The independent Education for All (EFA) Global Monitoring Report entitled “Teaching and Learning: Achieving Quality for All’’ put the annual cost of this failure around 129 billion dollars.
The report which was made available at the UN Headquarters in New York on Wednesday noted that less than 75 per cent of primary school teachers were trained according to national standards.
It also added that some 57 million children were not in school at all.
The report said that some 125 million school children around the world were unable to read a single sentence, even after four years of attendance, describing the situation as a waste of 129 billion dollar a year.
It, however, called on governments to draft the best teachers to teach the most underprivileged if the goal of universal education was ever to be reached.
“This learning crisis has costs not only for the future ambitions of children, but also for the current finances of government,’’ it stressed.
The report proposed four strategies to provide the best teachers to reach all children with good quality education.
It also suggested that the selection of the right teachers to reflect the diversity of children and training teachers to support the weakest learners from the earliest grades.
Others are overcoming inequalities by allocating the best teachers to the most challenging parts of a country.
It also includes providing teachers with the right mix of government incentives to remain in the profession and ensure all children are learning, regardless of their circumstances.
“The policy changes have a cost. This is why we need to see a dramatic shift in funding.
“Basic education is currently under funded by 26 billion dollar a year while aid is continuing to decline.
“At this stage, governments simply cannot afford to reduce investment in education nor should donors step back from their funding promises.
“This calls for exploring new ways to fund urgent needs,’’ the report quoted the UNESCO Director-General, Irina Bokova, as saying.
The report also said that the world would miss the goal of full primary schooling for children, both boys and girls, everywhere by 2015.

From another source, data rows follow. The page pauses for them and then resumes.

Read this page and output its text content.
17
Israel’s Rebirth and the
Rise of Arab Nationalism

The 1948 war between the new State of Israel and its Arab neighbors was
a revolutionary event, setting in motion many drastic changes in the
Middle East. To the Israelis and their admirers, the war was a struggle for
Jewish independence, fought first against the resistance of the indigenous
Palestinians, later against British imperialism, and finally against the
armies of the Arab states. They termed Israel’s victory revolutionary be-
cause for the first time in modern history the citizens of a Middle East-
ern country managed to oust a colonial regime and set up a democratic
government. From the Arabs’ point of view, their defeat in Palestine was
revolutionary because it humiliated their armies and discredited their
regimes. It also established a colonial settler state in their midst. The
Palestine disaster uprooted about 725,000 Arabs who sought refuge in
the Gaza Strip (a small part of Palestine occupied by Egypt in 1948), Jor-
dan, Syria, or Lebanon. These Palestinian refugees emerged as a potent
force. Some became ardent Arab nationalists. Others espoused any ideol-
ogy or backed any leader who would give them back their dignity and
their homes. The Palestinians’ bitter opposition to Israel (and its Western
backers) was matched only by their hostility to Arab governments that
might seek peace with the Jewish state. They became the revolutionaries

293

It explained that the second of the anti-poverty Millennium Development Goals (MDGs) adopted at the UN Millennium Summit in 2000 was imperative to make education central to sustainable development agenda for the decades after 2015.
“As we advance towards 2015 and set a new agenda to follow, all governments must invest in education as an accelerator of inclusive development.
“This report’s evidence clearly shows that education provides sustainability to progress against all development goals.
“ Educate mothers, and you empower women and save children’s lives. Educate communities, and you transform societies and grow economies,” Bokova said.
The report noted that in 2011, around half of young children had access to pre-primary education, but that in sub-Saharan Africa the share was only 18 per cent.
It said that the number of children out of school was 57 million, adding that half of whom lived in conflict-affected countries.
“In sub-Saharan Africa, only 23 per cent of poor girls in rural areas were completing primary education by the end of the decade.
“If recent trends in the region continue, the richest boys will achieve universal primary completion in 2021, but the poorest girls will not catch up until 2086,’’ the report said.